Sidewalks are part of a complete street, and most of any public road is cleared of snow using plows, from which it gets piled on the narrow ribbon of public roadway that is called the “sidewalk.” To expect private citizens to clear any part of a public road is bizarre; to pile at least triple the amount of compacted snow on top of what the private citizen must remove is downright abusive. In shifting the responsibility of snow-removal for this small portion of the street, the spirit of “complete streets” is abandoned during the winter months. Access to the roads is only guaranteed to this in motorized vehicles.
It’s time to stop considering how better to get property-owners to comply with shoveling laws, which could be costing them money they cannot afford, or perhaps even their lives. This is a tradition which carries no moral value to those who might die, or to those who have to walk alongside moving cars or slog through ice and slush to walk anywhere. It’s a tradition that poses unreasonable demands on the members of our Building Department, and it’s a tradition that has a shoddy logical foundation. (Imagine having to shovel everything up to the center line of the road. Of course not; that’s ridiculous.) It’s a tradition that violates the spirit of the complete-streets movement.

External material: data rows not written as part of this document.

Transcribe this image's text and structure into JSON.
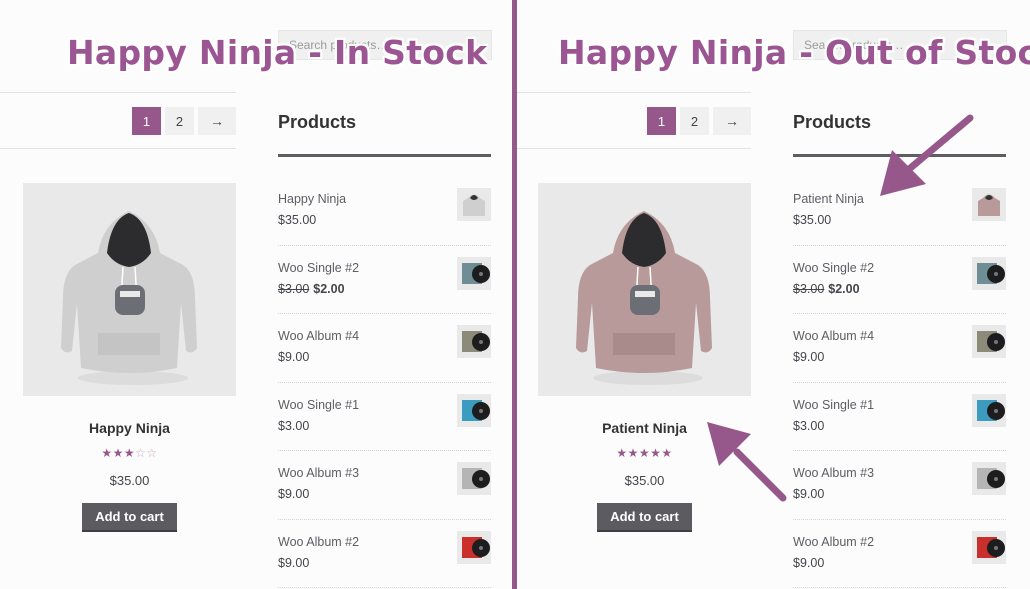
{
  "panels": [
    {
      "heading": "Happy Ninja - In Stock",
      "search_placeholder": "Search products…",
      "pagination": [
        "1",
        "2",
        "→"
      ],
      "featured": {
        "title": "Happy Ninja",
        "rating_stars": 3,
        "rating_max": 5,
        "price": "$35.00",
        "button": "Add to cart",
        "hoodie_color": "#cfcfcf"
      },
      "widget_title": "Products",
      "products": [
        {
          "name": "Happy Ninja",
          "price": "$35.00",
          "thumb": "hoodie-gray"
        },
        {
          "name": "Woo Single #2",
          "old_price": "$3.00",
          "price": "$2.00",
          "thumb": "vinyl-teal"
        },
        {
          "name": "Woo Album #4",
          "price": "$9.00",
          "thumb": "vinyl-olive"
        },
        {
          "name": "Woo Single #1",
          "price": "$3.00",
          "thumb": "vinyl-blue"
        },
        {
          "name": "Woo Album #3",
          "price": "$9.00",
          "thumb": "vinyl-gray"
        },
        {
          "name": "Woo Album #2",
          "price": "$9.00",
          "thumb": "vinyl-red"
        }
      ]
    },
    {
      "heading": "Happy Ninja - Out of Stock",
      "search_placeholder": "Search products…",
      "pagination": [
        "1",
        "2",
        "→"
      ],
      "featured": {
        "title": "Patient Ninja",
        "rating_stars": 5,
        "rating_max": 5,
        "price": "$35.00",
        "button": "Add to cart",
        "hoodie_color": "#b89a9a"
      },
      "widget_title": "Products",
      "products": [
        {
          "name": "Patient Ninja",
          "price": "$35.00",
          "thumb": "hoodie-pink"
        },
        {
          "name": "Woo Single #2",
          "old_price": "$3.00",
          "price": "$2.00",
          "thumb": "vinyl-teal"
        },
        {
          "name": "Woo Album #4",
          "price": "$9.00",
          "thumb": "vinyl-olive"
        },
        {
          "name": "Woo Single #1",
          "price": "$3.00",
          "thumb": "vinyl-blue"
        },
        {
          "name": "Woo Album #3",
          "price": "$9.00",
          "thumb": "vinyl-gray"
        },
        {
          "name": "Woo Album #2",
          "price": "$9.00",
          "thumb": "vinyl-red"
        }
      ]
    }
  ],
  "colors": {
    "accent": "#96588a",
    "button": "#5b5b60",
    "divider": "#96588a"
  }
}
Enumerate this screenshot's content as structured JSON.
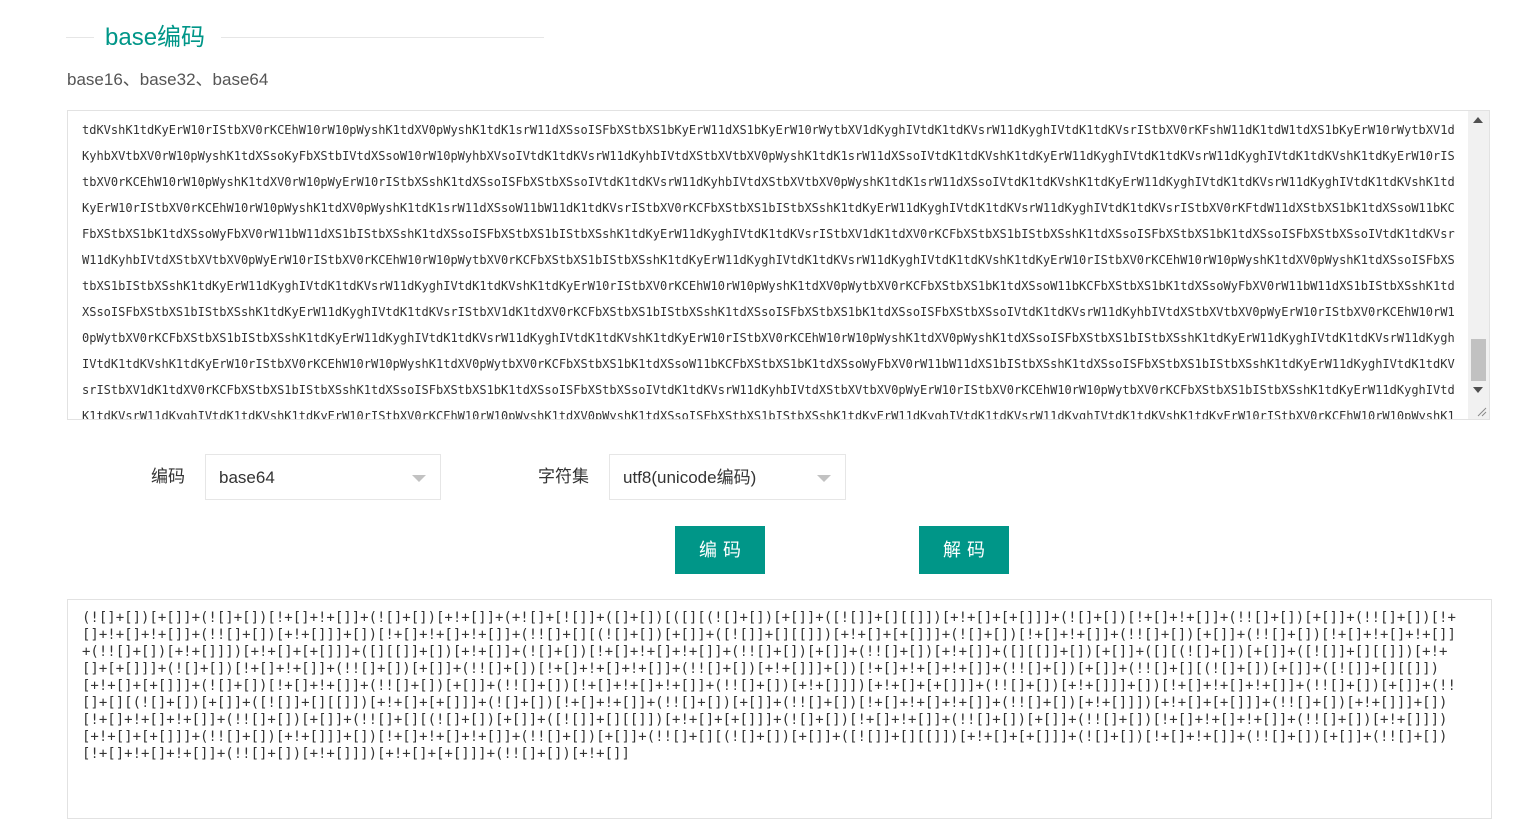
{
  "section": {
    "title": "base编码",
    "subtitle": "base16、base32、base64"
  },
  "input": {
    "value": "tdKVshK1tdKyErW10rIStbXV0rKCEhW10rW10pWyshK1tdXV0pWyshK1tdK1srW11dXSsoISFbXStbXS1bKyErW11dXS1bKyErW10rWytbXV1dKyghIVtdK1tdKVsrW11dKyghIVtdK1tdKVsrIStbXV0rKFshW11dK1tdW1tdXS1bKyErW10rWytbXV1dKyhbXVtbXV0rW10pWyshK1tdXSsoKyFbXStbIVtdXSsoW10rW10pWyhbXVsoIVtdK1tdKVsrW11dKyhbIVtdXStbXVtbXV0pWyshK1tdK1srW11dXSsoIVtdK1tdKVshK1tdKyErW11dKyghIVtdK1tdKVsrW11dKyghIVtdK1tdKVshK1tdKyErW10rIStbXV0rKCEhW10rW10pWyshK1tdXV0rW10pWyErW10rIStbXSshK1tdXSsoISFbXStbXSsoIVtdK1tdKVsrW11dKyhbIVtdXStbXVtbXV0pWyshK1tdK1srW11dXSsoIVtdK1tdKVshK1tdKyErW11dKyghIVtdK1tdKVsrW11dKyghIVtdK1tdKVshK1tdKyErW10rIStbXV0rKCEhW10rW10pWyshK1tdXV0pWyshK1tdK1srW11dXSsoW11bW11dK1tdKVsrIStbXV0rKCFbXStbXS1bIStbXSshK1tdKyErW11dKyghIVtdK1tdKVsrW11dKyghIVtdK1tdKVsrIStbXV0rKFtdW11dXStbXS1bK1tdXSsoW11bKCFbXStbXS1bK1tdXSsoWyFbXV0rW11bW11dXS1bIStbXSshK1tdXSsoISFbXStbXS1bIStbXSshK1tdKyErW11dKyghIVtdK1tdKVsrIStbXV1dK1tdXV0rKCFbXStbXS1bIStbXSshK1tdXSsoISFbXStbXS1bK1tdXSsoISFbXStbXSsoIVtdK1tdKVsrW11dKyhbIVtdXStbXVtbXV0pWyErW10rIStbXV0rKCEhW10rW10pWytbXV0rKCFbXStbXS1bIStbXSshK1tdKyErW11dKyghIVtdK1tdKVsrW11dKyghIVtdK1tdKVshK1tdKyErW10rIStbXV0rKCEhW10rW10pWyshK1tdXV0pWyshK1tdXSsoISFbXStbXS1bIStbXSshK1tdKyErW11dKyghIVtdK1tdKVsrW11dKyghIVtdK1tdKVshK1tdKyErW10rIStbXV0rKCEhW10rW10pWyshK1tdXV0pWytbXV0rKCFbXStbXS1bK1tdXSsoW11bKCFbXStbXS1bK1tdXSsoWyFbXV0rW11bW11dXS1bIStbXSshK1tdXSsoISFbXStbXS1bIStbXSshK1tdKyErW11dKyghIVtdK1tdKVsrIStbXV1dK1tdXV0rKCFbXStbXS1bIStbXSshK1tdXSsoISFbXStbXS1bK1tdXSsoISFbXStbXSsoIVtdK1tdKVsrW11dKyhbIVtdXStbXVtbXV0pWyErW10rIStbXV0rKCEhW10rW10pWytbXV0rKCFbXStbXS1bIStbXSshK1tdKyErW11dKyghIVtdK1tdKVsrW11dKyghIVtdK1tdKVshK1tdKyErW10rIStbXV0rKCEhW10rW10pWyshK1tdXV0pWyshK1tdXSsoISFbXStbXS1bIStbXSshK1tdKyErW11dKyghIVtdK1tdKVsrW11dKyghIVtdK1tdKVshK1tdKyErW10rIStbXV0rKCEhW10rW10pWyshK1tdXV0pWytbXV0rKCFbXStbXS1bK1tdXSsoW11bKCFbXStbXS1bK1tdXSsoWyFbXV0rW11bW11dXS1bIStbXSshK1tdXSsoISFbXStbXS1bIStbXSshK1tdKyErW11dKyghIVtdK1tdKVsrIStbXV1dK1tdXV0rKCFbXStbXS1bIStbXSshK1tdXSsoISFbXStbXS1bK1tdXSsoISFbXStbXSsoIVtdK1tdKVsrW11dKyhbIVtdXStbXVtbXV0pWyErW10rIStbXV0rKCEhW10rW10pWytbXV0rKCFbXStbXS1bIStbXSshK1tdKyErW11dKyghIVtdK1tdKVsrW11dKyghIVtdK1tdKVshK1tdKyErW10rIStbXV0rKCEhW10rW10pWyshK1tdXV0pWyshK1tdXSsoISFbXStbXS1bIStbXSshK1tdKyErW11dKyghIVtdK1tdKVsrW11dKyghIVtdK1tdKVshK1tdKyErW10rIStbXV0rKCEhW10rW10pWyshK1tdXV0pWytbXV0rKCFbXStbXS1bK1tdXSsoW11bKCFbXStbXS1bK1tdXSsoWyFbXV0rW11bW11dXS1bIStbXSshK1tdXSsoISFbXStbXS1bIStbXSshK1tdKyErW11dKyghIVtdK1tdKVsrIStbXV1dK1tdXV0rKCFbXStbXS1bIStbXSshK1tdXSsoISFbXStbXS1bK1tdXSsoISFbXStbXSsoIVtdK1tdKVsrW11dKyhbIVtdXStbXVtbXV0pWyErW10rIStbXV0rKCEhW10rW10pWytbXV0rKCFbXStbXS1bIStbXSshK1tdKyErW11dKyghIVtdK1tdKVsrW11dKyghIVtdK1tdKVshK1tdKyErW10rIStbXV0rKCEhW10rW10pWyshK1tdXV0pWyshK1tdXSsoISFbXStbXS1bIStbXSshK1tdKyErW11dKyghIVtdK1tdKVsrW11dKyghIVtdK1tdKVshK1tdKyErW10rIStbXV0rKCEhW10rW10pWyshK1tdXV0pWytbXV0rKCFbXStbXS1bK1tdXSsoW11bKCFbXStbXS1bK1tdXSsoWyFbXV0rW11bW11dXS1bIStbXSshK1tdXSsoISFbXStbXS1bIStbXSshK1tdKyErW11dKyghIVtdK1tdKVsrIStbXV1dK1tdXV0rKCFbXStbXS1bIStbXSshK1tdXSsoISFbXStbXS1bK1tdXSsoISFbXStbXSsoIVtdK1tdKVsrW11dKyhbIVtdXStbXVtbXV0pWyErW10rIStbXV0rKCEhW10rW10pWytbXV0rKCFbXStbXS1bIStbXSshK1tdKyErW11dKyghIVtdK1tdKVsrW11dKyghIVtdK1tdKVshK1tdKyErW10rIStbXV0rKCEhW10rW10pWyshK1tdXV0pWyshK1tdXSsoISFbXStbXS1bIStbXSshK1tdKyErW11dKyghIVtdK1tdKVsrW11dKyghIVtdK1tdKVshK1tdKyErW10rIStbXV0rKCEhW10rW10pWyshK1tdXV0pWytbXV0rKCFbXStbXS1bK1tdXSsoW11bKCFbXStbXS1bK1tdXSsoWyFbXV0rW11bW11dXS1bIStbXSshK1tdXSsoISFbXStbXS1bIStbXSshK1tdKyErW11dKyghIVtdK1tdKVsrIStbXV1dK1tdXV0rKCFbXStbXS1bIStbXSshK1tdXSsoISFbXStbXS1bK1tdXSsoISFbXStbXSsoIVtdK1tdKVsrW11dKyhbIVtdXStbXVtbXV0pWyErW10rIStbXV0rKCEhW10rW10pWytbXV0rKCFbXStbXS1bIStbXSshK1tdKyErW11dKyghIVtdK1tdKVsrW11dKyghIVtdK1tdKVshK1tdKyErW10rIStbXV0rKCEhW10rW10pWyshK1tdXV0pWyshK1tdXSsoISFbXStbXS1bIStbXSshK1tdKyErW11dKyghIVtdK1tdKVsrW11dKyghIVtdK1tdKVshK1tdKyErW10rIStbXV0rKCEhW10rW10pWyshK1tdXV0pWytbXV0rKCFbXStbXS1bK1tdXSsoW11bKCFbXStbXS1bK1tdXSsoWyFbXV0rW11bW11dXS1bIStbXSshK1tdXSsoISFbXStbXS1bIStbXSshK1tdKyErW11dKyghIVtdK1tdKVsrIStbXV1dK1tdXV0rKCFbXStbXS1bIStbXSshK1tdXSsoISFbXStbXS1bK1tdXSsoISFbXStbXSsoIVtdK1tdKVsrW11dKyhbIVtdXStbXVtbXV0pWyErW10rIStbXV0rKCEhW10rW10pWytbXV0rKCFbXStbXS1bIStbXSshK1tdKyErW11dKyghIVtdK1tdKVsrW11dKyghIVtdK1tdKVshK1tdKyErW10rIStbXV0rKCEhW10rW10pWyshK1tdXV0p"
  },
  "controls": {
    "encoding_label": "编码",
    "encoding_value": "base64",
    "charset_label": "字符集",
    "charset_value": "utf8(unicode编码)",
    "encode_button": "编码",
    "decode_button": "解码"
  },
  "output": {
    "value": "(![]+[])[+[]]+(![]+[])[!+[]+!+[]]+(![]+[])[+!+[]]+(+![]+[![]]+([]+[])[([][(![]+[])[+[]]+([![]]+[][[]])[+!+[]+[+[]]]+(![]+[])[!+[]+!+[]]+(!![]+[])[+[]]+(!![]+[])[!+[]+!+[]+!+[]]+(!![]+[])[+!+[]]]+[])[!+[]+!+[]+!+[]]+(!![]+[][(![]+[])[+[]]+([![]]+[][[]])[+!+[]+[+[]]]+(![]+[])[!+[]+!+[]]+(!![]+[])[+[]]+(!![]+[])[!+[]+!+[]+!+[]]+(!![]+[])[+!+[]]])[+!+[]+[+[]]]+([][[]]+[])[+!+[]]+(![]+[])[!+[]+!+[]+!+[]]+(!![]+[])[+[]]+(!![]+[])[+!+[]]+([][[]]+[])[+[]]+([][(![]+[])[+[]]+([![]]+[][[]])[+!+[]+[+[]]]+(![]+[])[!+[]+!+[]]+(!![]+[])[+[]]+(!![]+[])[!+[]+!+[]+!+[]]+(!![]+[])[+!+[]]]+[])[!+[]+!+[]+!+[]]+(!![]+[])[+[]]+(!![]+[][(![]+[])[+[]]+([![]]+[][[]])[+!+[]+[+[]]]+(![]+[])[!+[]+!+[]]+(!![]+[])[+[]]+(!![]+[])[!+[]+!+[]+!+[]]+(!![]+[])[+!+[]]])[+!+[]+[+[]]]+(!![]+[])[+!+[]]]+[])[!+[]+!+[]+!+[]]+(!![]+[])[+[]]+(!![]+[][(![]+[])[+[]]+([![]]+[][[]])[+!+[]+[+[]]]+(![]+[])[!+[]+!+[]]+(!![]+[])[+[]]+(!![]+[])[!+[]+!+[]+!+[]]+(!![]+[])[+!+[]]])[+!+[]+[+[]]]+(!![]+[])[+!+[]]]+[])[!+[]+!+[]+!+[]]+(!![]+[])[+[]]+(!![]+[][(![]+[])[+[]]+([![]]+[][[]])[+!+[]+[+[]]]+(![]+[])[!+[]+!+[]]+(!![]+[])[+[]]+(!![]+[])[!+[]+!+[]+!+[]]+(!![]+[])[+!+[]]])[+!+[]+[+[]]]+(!![]+[])[+!+[]]]+[])[!+[]+!+[]+!+[]]+(!![]+[])[+[]]+(!![]+[][(![]+[])[+[]]+([![]]+[][[]])[+!+[]+[+[]]]+(![]+[])[!+[]+!+[]]+(!![]+[])[+[]]+(!![]+[])[!+[]+!+[]+!+[]]+(!![]+[])[+!+[]]])[+!+[]+[+[]]]+(!![]+[])[+!+[]]"
  },
  "colors": {
    "accent": "#009688"
  },
  "icons": {
    "dropdown": "chevron-down-icon",
    "scroll_up": "arrow-up-icon",
    "scroll_down": "arrow-down-icon",
    "resize": "resize-handle-icon"
  }
}
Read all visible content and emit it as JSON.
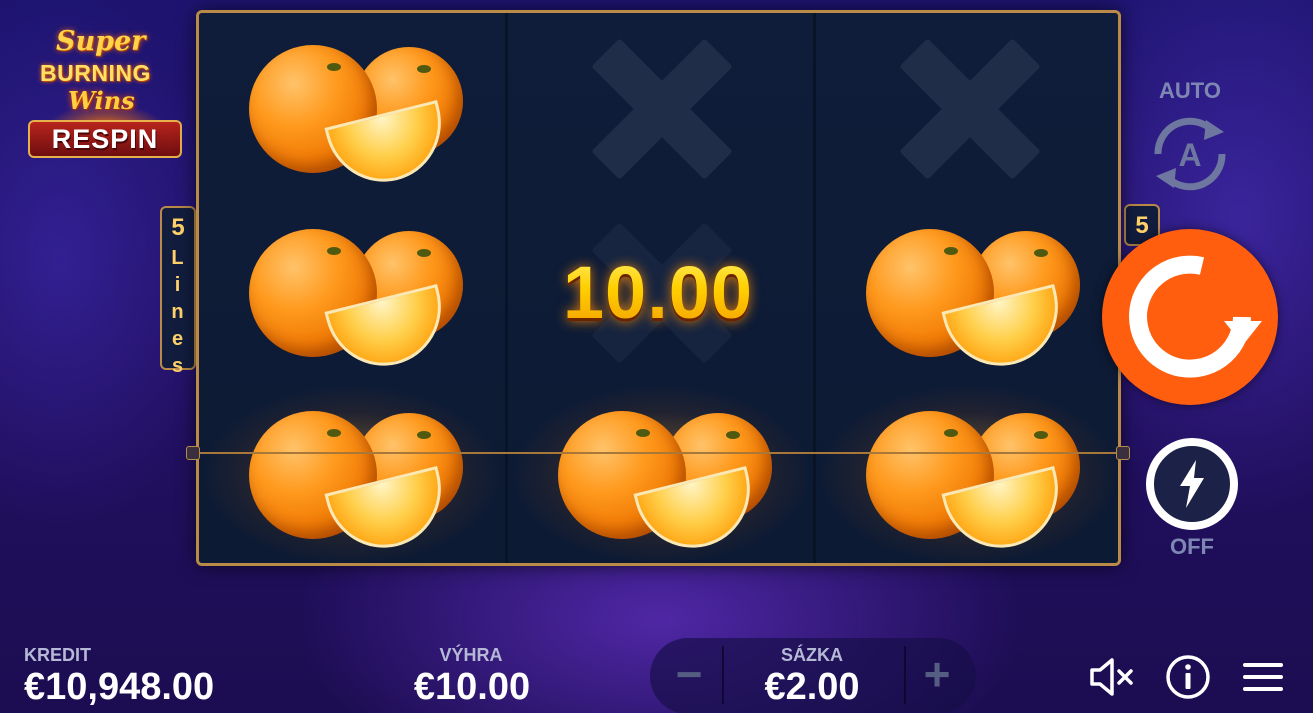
{
  "logo": {
    "line1": "Super",
    "line2": "BURNING",
    "line3": "Wins",
    "line4": "RESPIN"
  },
  "lines": {
    "count_left": "5",
    "word_letters": [
      "L",
      "i",
      "n",
      "e",
      "s"
    ],
    "count_right": "5"
  },
  "reels": [
    [
      "orange",
      "orange",
      "orange"
    ],
    [
      "x",
      "x",
      "orange"
    ],
    [
      "x",
      "orange",
      "orange"
    ]
  ],
  "win_overlay": "10.00",
  "controls": {
    "auto_label": "AUTO",
    "auto_icon_letter": "A",
    "turbo_label": "OFF",
    "spin_color": "#ff5e0e"
  },
  "bottom": {
    "credit_label": "KREDIT",
    "credit_value": "€10,948.00",
    "win_label": "VÝHRA",
    "win_value": "€10.00",
    "bet_label": "SÁZKA",
    "bet_value": "€2.00",
    "minus": "−",
    "plus": "+"
  },
  "colors": {
    "frame": "#b98a48",
    "win_gold": "#ffd21a",
    "accent": "#ff5e0e"
  }
}
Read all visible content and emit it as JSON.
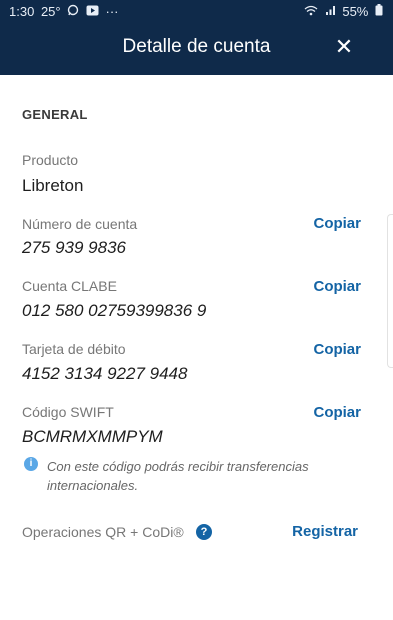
{
  "status_bar": {
    "time": "1:30",
    "temperature": "25°",
    "whatsapp_icon": "whatsapp-icon",
    "battery": "55%"
  },
  "header": {
    "title": "Detalle de cuenta",
    "close_label": "✕"
  },
  "section": {
    "title": "GENERAL"
  },
  "fields": [
    {
      "label": "Producto",
      "value": "Libreton"
    },
    {
      "label": "Número de cuenta",
      "value": "275 939 9836",
      "action": "Copiar"
    },
    {
      "label": "Cuenta CLABE",
      "value": "012 580 02759399836 9",
      "action": "Copiar"
    },
    {
      "label": "Tarjeta de débito",
      "value": "4152 3134 9227 9448",
      "action": "Copiar"
    },
    {
      "label": "Código SWIFT",
      "value": "BCMRMXMMPYM",
      "action": "Copiar"
    }
  ],
  "swift_info": {
    "icon": "i",
    "text": "Con este código podrás recibir transferencias internacionales."
  },
  "qr": {
    "label": "Operaciones QR + CoDi®",
    "help_icon": "?",
    "action": "Registrar"
  },
  "colors": {
    "header_bg": "#0f2a4a",
    "accent": "#1464a5",
    "info": "#5aa7e6"
  }
}
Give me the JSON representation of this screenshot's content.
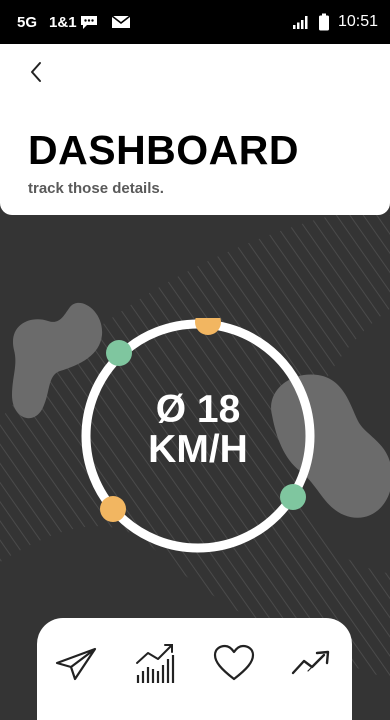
{
  "status_bar": {
    "network": "5G",
    "carrier": "1&1",
    "time": "10:51",
    "icons": [
      "chat-bubble-icon",
      "mail-icon",
      "signal-icon",
      "battery-icon"
    ]
  },
  "header": {
    "back_icon": "chevron-left-icon",
    "title": "DASHBOARD",
    "subtitle": "track those details."
  },
  "gauge": {
    "readout_line1": "Ø 18",
    "readout_line2": "KM/H",
    "markers": [
      {
        "color": "#f2b661",
        "kind": "orange"
      },
      {
        "color": "#7fc69f",
        "kind": "green"
      }
    ]
  },
  "bottom_nav": {
    "items": [
      "send-icon",
      "bar-chart-icon",
      "heart-icon",
      "trend-up-icon"
    ]
  },
  "colors": {
    "background": "#343434",
    "accent_orange": "#f2b661",
    "accent_green": "#7fc69f",
    "card": "#ffffff",
    "blob": "#6b6b6b"
  }
}
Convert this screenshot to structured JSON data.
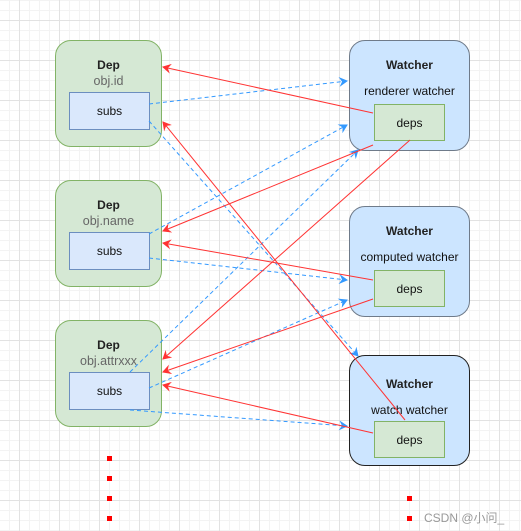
{
  "colors": {
    "red_edge": "#ff3333",
    "blue_edge": "#3399ff"
  },
  "deps": [
    {
      "title": "Dep",
      "name": "obj.id",
      "subs": "subs"
    },
    {
      "title": "Dep",
      "name": "obj.name",
      "subs": "subs"
    },
    {
      "title": "Dep",
      "name": "obj.attrxxx",
      "subs": "subs"
    }
  ],
  "watchers": [
    {
      "title": "Watcher",
      "name": "renderer watcher",
      "deps": "deps"
    },
    {
      "title": "Watcher",
      "name": "computed watcher",
      "deps": "deps"
    },
    {
      "title": "Watcher",
      "name": "watch watcher",
      "deps": "deps"
    }
  ],
  "watermark": "CSDN @小问_"
}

Rather than looking for ways to enforce a nearly unenforceable law, it’s time to treat sidewalks as part of the complete streets that they are. New Paltz mayor Tim Rogers once looked into the cost of hiring contractors to shovel the sidewalks in the village core and found it to be far too expensive, but the real power of government is simply to get the job done. The walking paths on campus are always quickly and efficiently cleared because state workers take care of them using the appropriate equipment. There are several stretches of sidewalk in the village that are shoveled by village employees; these are nearly always the first ones shoveled. With the right equipment, the same people who plow the middle part of the road can also plow the edge parts called sidewalks. The sidewalk in front of my house benefits the entire community and that’s the only thing I want to pay for in my taxes. When compared to the cost of hiring someone to move the snow or buying and maintaining a snowblower, I think property-owners will actually save money. If I compare it to the cost of having a heart attack, I am definitely sure most of us will be ahead of the game.
It’s really pretty simple: If we treat sidewalks like the roads they are and make snow removal a government responsibility, we will have a safer community and fewer people dead in the snow, which would probably be worth it if it did cost some of us a little bit more. However, I think all that will also prove cost-effective if the job is done by the DPW workers who are already fastidious professionals, even considering the cost of new equipment to make that possible. Until we see a thorough analysis, we can’t compare the numbers, but those numbers would have to be pretty high to offset the potential savings in human life.